10. November 2013
Komplex 457 – Zürich
Bands: In Extremo / Hassliebe
Nicht mehr als einen guten Steinwurf vom „Prime Tower“ entfernt, dem lokalen Glasphallus pekuniärer Unfreiheit, treten zwei lautstarke Bands an, der Spiessigkeit den Kampf anzusagen.
Mit vielen Verneigungen vor dem Hauptact beginnen Hassliebe ein buntes Bündel ihres Liedguts zu präsentieren. Das Donauwörther Quintett bietet scharfkantige Riffs, schmetternde Grooves und insgesamt einen angenehm reudigen Sound.
Viele nonverbale Mitsing-Refrains heizen das Publikum vor, welches sogar mitmacht.

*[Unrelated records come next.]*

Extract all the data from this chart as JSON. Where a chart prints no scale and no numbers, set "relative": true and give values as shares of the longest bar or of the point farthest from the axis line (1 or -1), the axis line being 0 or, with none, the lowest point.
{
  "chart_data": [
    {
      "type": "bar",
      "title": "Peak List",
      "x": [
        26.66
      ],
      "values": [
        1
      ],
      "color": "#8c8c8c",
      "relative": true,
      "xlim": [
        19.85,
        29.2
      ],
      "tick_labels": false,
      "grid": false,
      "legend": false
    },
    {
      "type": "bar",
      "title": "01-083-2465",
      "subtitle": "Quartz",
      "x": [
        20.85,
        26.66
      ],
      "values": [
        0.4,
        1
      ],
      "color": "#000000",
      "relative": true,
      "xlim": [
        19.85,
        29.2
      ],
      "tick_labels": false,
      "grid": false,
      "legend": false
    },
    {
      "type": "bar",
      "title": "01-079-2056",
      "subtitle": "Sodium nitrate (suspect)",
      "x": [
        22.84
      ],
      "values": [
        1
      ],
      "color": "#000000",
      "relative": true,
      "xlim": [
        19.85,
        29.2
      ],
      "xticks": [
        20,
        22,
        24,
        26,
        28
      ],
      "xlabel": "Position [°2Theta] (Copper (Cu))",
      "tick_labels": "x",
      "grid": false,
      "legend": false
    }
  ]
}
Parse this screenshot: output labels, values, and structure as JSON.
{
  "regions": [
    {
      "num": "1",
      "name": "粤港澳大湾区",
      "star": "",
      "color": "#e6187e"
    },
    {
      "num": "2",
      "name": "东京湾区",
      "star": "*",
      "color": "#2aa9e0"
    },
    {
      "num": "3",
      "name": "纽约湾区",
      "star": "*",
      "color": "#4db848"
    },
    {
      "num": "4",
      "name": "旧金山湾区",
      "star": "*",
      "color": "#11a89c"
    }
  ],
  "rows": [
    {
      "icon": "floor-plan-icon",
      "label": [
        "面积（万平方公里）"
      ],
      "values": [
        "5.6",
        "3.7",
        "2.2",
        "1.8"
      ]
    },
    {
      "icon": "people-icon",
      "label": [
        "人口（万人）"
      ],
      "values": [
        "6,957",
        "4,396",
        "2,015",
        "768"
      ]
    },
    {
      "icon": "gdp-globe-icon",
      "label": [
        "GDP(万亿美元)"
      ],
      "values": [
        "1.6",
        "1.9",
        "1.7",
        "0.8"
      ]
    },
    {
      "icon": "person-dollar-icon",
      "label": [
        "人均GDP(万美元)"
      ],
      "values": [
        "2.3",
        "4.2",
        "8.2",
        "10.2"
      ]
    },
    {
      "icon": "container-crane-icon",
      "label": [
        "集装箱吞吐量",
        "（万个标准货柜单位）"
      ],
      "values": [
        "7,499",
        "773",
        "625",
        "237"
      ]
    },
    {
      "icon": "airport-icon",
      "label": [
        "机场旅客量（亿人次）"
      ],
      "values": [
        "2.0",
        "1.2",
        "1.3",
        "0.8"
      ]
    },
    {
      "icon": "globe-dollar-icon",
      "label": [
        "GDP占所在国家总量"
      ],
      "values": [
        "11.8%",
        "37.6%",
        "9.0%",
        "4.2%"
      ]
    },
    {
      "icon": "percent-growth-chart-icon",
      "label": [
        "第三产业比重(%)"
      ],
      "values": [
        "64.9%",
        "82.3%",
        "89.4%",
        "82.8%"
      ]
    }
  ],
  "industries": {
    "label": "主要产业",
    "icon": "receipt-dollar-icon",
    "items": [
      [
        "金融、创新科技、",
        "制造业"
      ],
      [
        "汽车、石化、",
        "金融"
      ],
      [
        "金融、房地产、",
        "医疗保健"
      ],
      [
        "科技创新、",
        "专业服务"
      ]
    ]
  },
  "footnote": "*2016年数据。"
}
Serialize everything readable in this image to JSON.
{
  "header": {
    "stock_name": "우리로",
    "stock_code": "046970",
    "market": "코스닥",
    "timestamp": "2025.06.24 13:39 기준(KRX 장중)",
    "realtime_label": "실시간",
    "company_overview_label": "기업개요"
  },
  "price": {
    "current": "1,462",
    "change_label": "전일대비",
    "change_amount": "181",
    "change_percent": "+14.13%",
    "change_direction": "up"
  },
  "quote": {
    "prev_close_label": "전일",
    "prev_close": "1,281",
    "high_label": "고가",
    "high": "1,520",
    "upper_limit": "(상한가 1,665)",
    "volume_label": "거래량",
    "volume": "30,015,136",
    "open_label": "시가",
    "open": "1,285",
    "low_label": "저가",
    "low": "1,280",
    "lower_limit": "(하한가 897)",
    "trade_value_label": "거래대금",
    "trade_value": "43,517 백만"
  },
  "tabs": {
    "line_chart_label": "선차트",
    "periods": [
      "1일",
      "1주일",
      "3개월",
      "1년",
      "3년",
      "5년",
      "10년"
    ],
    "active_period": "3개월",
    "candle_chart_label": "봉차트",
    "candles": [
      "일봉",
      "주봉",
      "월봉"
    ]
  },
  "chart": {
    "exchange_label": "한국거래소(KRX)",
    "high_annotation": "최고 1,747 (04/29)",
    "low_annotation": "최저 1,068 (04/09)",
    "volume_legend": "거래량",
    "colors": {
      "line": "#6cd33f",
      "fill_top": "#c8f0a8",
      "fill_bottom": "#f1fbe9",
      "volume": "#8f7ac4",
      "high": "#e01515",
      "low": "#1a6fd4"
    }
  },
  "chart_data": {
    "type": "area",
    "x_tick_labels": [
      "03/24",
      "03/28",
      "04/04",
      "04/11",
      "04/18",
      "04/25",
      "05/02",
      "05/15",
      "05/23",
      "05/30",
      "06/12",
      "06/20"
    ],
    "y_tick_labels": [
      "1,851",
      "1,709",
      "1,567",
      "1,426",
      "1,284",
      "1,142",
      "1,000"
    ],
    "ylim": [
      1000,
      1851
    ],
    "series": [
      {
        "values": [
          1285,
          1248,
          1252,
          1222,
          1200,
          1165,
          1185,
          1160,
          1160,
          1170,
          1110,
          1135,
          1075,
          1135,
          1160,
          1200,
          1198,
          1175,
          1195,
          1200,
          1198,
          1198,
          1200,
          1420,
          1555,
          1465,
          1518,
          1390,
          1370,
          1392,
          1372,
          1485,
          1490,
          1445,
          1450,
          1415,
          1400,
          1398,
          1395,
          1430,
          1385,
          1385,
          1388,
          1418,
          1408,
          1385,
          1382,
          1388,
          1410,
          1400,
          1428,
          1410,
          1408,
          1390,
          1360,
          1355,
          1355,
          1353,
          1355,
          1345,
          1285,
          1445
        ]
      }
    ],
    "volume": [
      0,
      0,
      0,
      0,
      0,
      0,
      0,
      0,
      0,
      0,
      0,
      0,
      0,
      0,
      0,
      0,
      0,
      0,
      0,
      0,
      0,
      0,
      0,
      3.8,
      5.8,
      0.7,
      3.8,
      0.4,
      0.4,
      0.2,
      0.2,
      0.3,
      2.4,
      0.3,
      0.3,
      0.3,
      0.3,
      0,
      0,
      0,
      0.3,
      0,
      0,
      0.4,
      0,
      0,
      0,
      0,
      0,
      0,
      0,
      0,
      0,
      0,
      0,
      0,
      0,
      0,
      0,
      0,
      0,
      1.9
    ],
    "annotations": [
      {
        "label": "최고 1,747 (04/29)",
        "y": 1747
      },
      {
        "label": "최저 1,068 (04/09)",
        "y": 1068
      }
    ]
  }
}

Überwiegend zügige Songs bringen die zahlreichen Schottenrock-, Metalshirt- und Schwarzkuttenträger in Bewegung und Sänger Matthias Münch surft im Song „Niemandsland“ bis fast zum FOH. Eine sehr engagierte Vorstellung.
Nachdem In Extremo mit dem munter ratternden Titeltrack des neuen Albums „Kunstraub“ gestartet sind ziehen alsbald „in diesem Licht“ die Zigeunermoll-Girlanden der Sackpfeifen und die grob schleifenden Gitarrenfiguren das Auditorium gänzlich in den Bann. Ganze Horden von Musikern beanspruchen heute noch den Status, das Lebensgefühl des Spielmanns – wie sehr dies jedoch insbesondere von In Extremo verkörpert wird, spürt man sofort, wenn Michael Robert Rhein über die Bühne schlurft, das Mikrophonstativ lässig neben sich her ziehend und seine Augen ins Publikum funkeln, heller als jedes Stroboskop. Man folgt ihm gerne, wenn er den Freiheitshymnus „Frei Zu Sein“ anstimmt oder das lästerliche Loblied „Himmel und Hölle“ trällert.
Dann wirds grün; die altdeutschen Verwünschungen und mittelalterlichen Gesänge, die jetzt mit „Herr Mannelig“ in die erste Runde gehen, scheinen neben der klanglichen Differenz auch durch das Lichtdesign vom Rest des Sets abgesetzt und erstrahlen besonders farbenprächtig.
Im Anschluss wird „extra für die zürcher Damenwelt“ die Harfe ausgepackt und „Küss mich“ angestimmt. Das Publikum wird zum Stimmenmeer, das die Band bereitwillig auch durch unbekannte Windungen vieler neuer Songs besonders enthusiastisch aber natürlich über die Wogen des Überhits „Vollmond“ trägt. Ja in der Tat; erstaunlich textsicher erweist sich das Publikum bei den Kompositionen des jüngsten In Extremo-Kapitels. Die „Feuertaufe“ und der „Lebemann“ finden grossen Beifall und auch bei „Belladonna“ giessen die Musikanten aus vollen Eimern Frohsinn und Lebensfreude von der Bühne.
Die ebenfalls neue Ballade „Gaukler“ beweint die scheidende Zunft mit einer ehrlichen Spielmannsträne – nach dem zweiten Refrain positioniert sich ein Clown der zu diesem Lied mit einem Akkordeon die Bühne betreten hatte, noch einmal in der Mitte und tritt nach einem traurigen Blick vielsagend von der Bildfläche ab.
Je länger der Abend geht, desto mehr hat man das Gefühl, am nächsten morgen tatsächlich nicht in das Büro, die Werkstatt oder den Hörsaal zu müssen, sondern die Sonne schlafen zu schicken – als sei ab jetzt wirklich jeder Tag ein Sonntag. Viva la Vida!